ETHDenver’s ‘Buttoning Up’ as it Matures Into the Mainstream
It looks to get a bit more serious at the largest Ethereum gathering this year
Expect to see fewer purple unicorns and no toilet paper rolls embossed with SBF’s face this year at ETHDenver – they’re getting serious. As the world’s largest live-action web3 experiment, playfulness and policy discussions are about to co-exist.
With some distance from the FTX collapse, this year’s event promises productive conversations to take web3 to the masses – centering on policy, regulation and usability, and the lead-up to the 2024 U.S. presidential election.
ETHDenver Co-Founder John Paller says we’re in an important transitional phase and are going to be exploring how all of this will actually work in the real world.
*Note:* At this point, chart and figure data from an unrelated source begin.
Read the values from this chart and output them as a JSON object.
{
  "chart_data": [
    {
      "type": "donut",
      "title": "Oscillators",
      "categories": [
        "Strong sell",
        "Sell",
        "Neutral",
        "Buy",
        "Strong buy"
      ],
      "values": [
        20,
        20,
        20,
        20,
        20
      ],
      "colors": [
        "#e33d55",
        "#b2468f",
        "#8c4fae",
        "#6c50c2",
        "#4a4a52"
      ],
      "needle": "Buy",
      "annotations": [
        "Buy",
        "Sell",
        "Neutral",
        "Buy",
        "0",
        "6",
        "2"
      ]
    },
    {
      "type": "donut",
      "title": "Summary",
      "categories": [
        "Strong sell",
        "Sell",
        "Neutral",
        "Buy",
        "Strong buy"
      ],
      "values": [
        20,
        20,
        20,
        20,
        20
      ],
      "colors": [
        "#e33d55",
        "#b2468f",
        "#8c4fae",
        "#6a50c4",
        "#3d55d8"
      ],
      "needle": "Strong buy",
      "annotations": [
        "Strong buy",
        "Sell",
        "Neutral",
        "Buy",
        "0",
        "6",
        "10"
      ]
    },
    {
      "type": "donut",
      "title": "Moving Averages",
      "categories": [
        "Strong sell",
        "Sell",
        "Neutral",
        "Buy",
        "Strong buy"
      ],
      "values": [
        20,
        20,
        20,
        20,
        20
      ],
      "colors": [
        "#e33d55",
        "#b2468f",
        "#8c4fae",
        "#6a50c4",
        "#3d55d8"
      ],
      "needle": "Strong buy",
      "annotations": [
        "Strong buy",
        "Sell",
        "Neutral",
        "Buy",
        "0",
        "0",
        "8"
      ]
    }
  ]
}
Part of this is tackling tough questions like why we haven’t made more progress and how to mitigate crypto’s trade-offs and give people technology that’s cheaper, better and faster.
“We’re going to see a lot of inertia being put behind how we trigger mass adoption, not just in our own little echo chamber,” Paller said to me in an interview. He also hinted at a renaissance in the DAO communities and next-generation DeFi platforms. “The fidelity of these things improve, lessons are learned, people upgrade from past thinking, and when we’re doing this in a community setting it gets accelerated,” he said.
The elephant in the room
Even with 25,000 of the brightest minds in the space coming together to solve these problems, we’ve still got Gary Gensler running the SEC.
“We’re going to spend a lot of time talking about regulatory clarity because we don’t have open roads and green fields for crypto innovators in the United States,” Paller said. SEC Commissioner Hester Peirce, Colorado Securities Commissioner Tung Chan, Democratic presidential candidate Robert F. Kennedy Jr. and other politicians will all weigh in on these issues as speakers during the event.
Beyond what happens in Denver, Paller believes the most interesting unfolding of events to influence crypto will be the lead-up to the presidential election.
“The Biden campaign has been openly hostile to crypto, driven largely by Elizabeth Warren’s camp,” he said. “I don’t see how anyone who cares at all about the social-political goals of crypto and web3 would vote for Biden. Crypto isn’t political in the traditional sense, but in the functional sense it’s very political. It just so happens that we don’t ascribe to the existing sort of binary options. Most of us are political, but we don’t want the flavors that we’ve been given, so we’re building our own.”
“Regulation by anxiety” out of kilter with the American spirit
Christopher Giancarlo, the previous Chairman of the U.S. Commodity Futures Trading Commission (CFTC), believes the recent approval of a spot Bitcoin ETF signals that the worst of the repression of innovation is over. “With the election underway, there’s a lot of hopefulness that the SEC hostility will either be moderated in a second Biden term or completely reversed in a Republican government,” Giancarlo said to me.
We can expect to see more moderation towards crypto, in part because it’s attractive to younger voters which both parties are trying to appeal to, he said. Giancarlo added that a change of government or policy will likely usher in a “gold rush into this asset class by traditional finance.”
“Pursuing a policy of crypto hostility is unsustainable and it’s a minority position, even within the Democratic party,” he said. “I don’t see the antagonism toward crypto mirrored inside the CFTC or in leading members of the party, some of whom are very positive on crypto.”
Giancarlo said it’s unlikely any important crypto bills will pass after Memorial Day in an election year.
“What’s clear is that there’s not likely to be one singular regulator like the SEC. The current legislation would continue the American style divide between commodities under CFTC regulation and securities under SEC regulation. Both agencies are going to have a big role to play in the future,” he said.
With spokespeople from these agencies, a presidential candidate, and all sides of the industry under one roof, this year’s ETHDenver brings a surge in new optimism, beyond the beginning of the latest bull run.